In fact, 36.7 percent of the surveyed companies said they had no specific plans on how to respond to the forthcoming mandatory disclosure of companies' ESG-related activities and performances.
Meanwhile, the survey also showed that 61.6 percent companies think ESG management will be more essential than ever, despite the slowdown in economy.
While 2.4 percent said it would become less important, 36 percent responded "it will be similar to last year," with the reasons being that "(ESG-related) demands from domestic and foreign customers will increase."
The survey showed that companies further thought practicing ESG values would be as important as last year -- as ESG regulations will be applied to companies (35.1 percent) and investor demands will increase (7 percent).
Consumer demands (4.9 percent) were selected as the least popular reason.

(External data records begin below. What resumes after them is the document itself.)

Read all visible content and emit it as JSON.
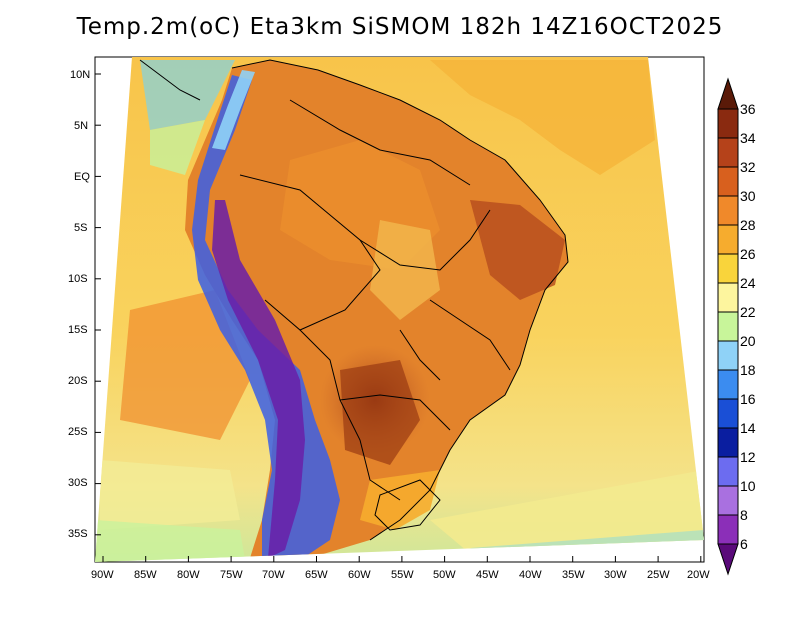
{
  "title": "Temp.2m(oC) Eta3km SiSMOM 182h 14Z16OCT2025",
  "lat_labels": [
    "10N",
    "5N",
    "EQ",
    "5S",
    "10S",
    "15S",
    "20S",
    "25S",
    "30S",
    "35S"
  ],
  "lon_labels": [
    "90W",
    "85W",
    "80W",
    "75W",
    "70W",
    "65W",
    "60W",
    "55W",
    "50W",
    "45W",
    "40W",
    "35W",
    "30W",
    "25W",
    "20W"
  ],
  "colorbar": {
    "labels": [
      "6",
      "8",
      "10",
      "12",
      "14",
      "16",
      "18",
      "20",
      "22",
      "24",
      "26",
      "28",
      "30",
      "32",
      "34",
      "36"
    ],
    "colors": [
      "#5a0a7a",
      "#8b2fb8",
      "#a970e0",
      "#6c6cf0",
      "#0a1ea0",
      "#1a4fd6",
      "#3b8cf0",
      "#8fd2f7",
      "#c8f59a",
      "#fdf59e",
      "#f9d43b",
      "#f6ac2e",
      "#f0892a",
      "#d8601e",
      "#b5421a",
      "#8a2a10",
      "#5a1a08"
    ]
  },
  "colors": {
    "ocean_warm": "#f9c847",
    "ocean_cool": "#f9d76a",
    "land_hot": "#e3832b",
    "land_vhot": "#b9501e",
    "andes_cold": "#3b5fe6",
    "andes_vcold": "#6a1fa8"
  }
}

When asked about what the companies were having the most trouble with in regards to practicing ESG values, 58.3 percent of surveyed companies chose "cost burden" and 53 percent chose "lack of internal professionals."
The list was followed by "lack of interest by the executives" (16.3 percent), "lack of interest and cooperation from the business departments (in the company)" (11 percent) and "lack of incentives for practice" (9 percent).
For policies required for effective ESG management, 39.3 percent said the government should provide public ESG guidelines that are specific to each industry.
The list was followed by "support in ESG diagnosis, due diligence and consulting" (28 percent), "expansion of tax support such as tax reduction and deduction" (24 percent) and "ESG professional training" (20.7 percent).
"Companies need to think of ESG not just in terms of costs, but as a key competitive advantage to overcome the economic slowdown and bring about corporate growth," said Woo Tae-hee, executive vice chairman of KCCI.
"The government should provide active support such as financial support, tax reduction and ESG guidelines for companies that have difficulty implementing ESG management policies due to lack of funds and manpower," he added.
Meanwhile, KCCI launched a KCCI ESG Due Diligence Supporting Center last year to support small and medium-sized enterprises with ESG policy diagnosis and due diligence.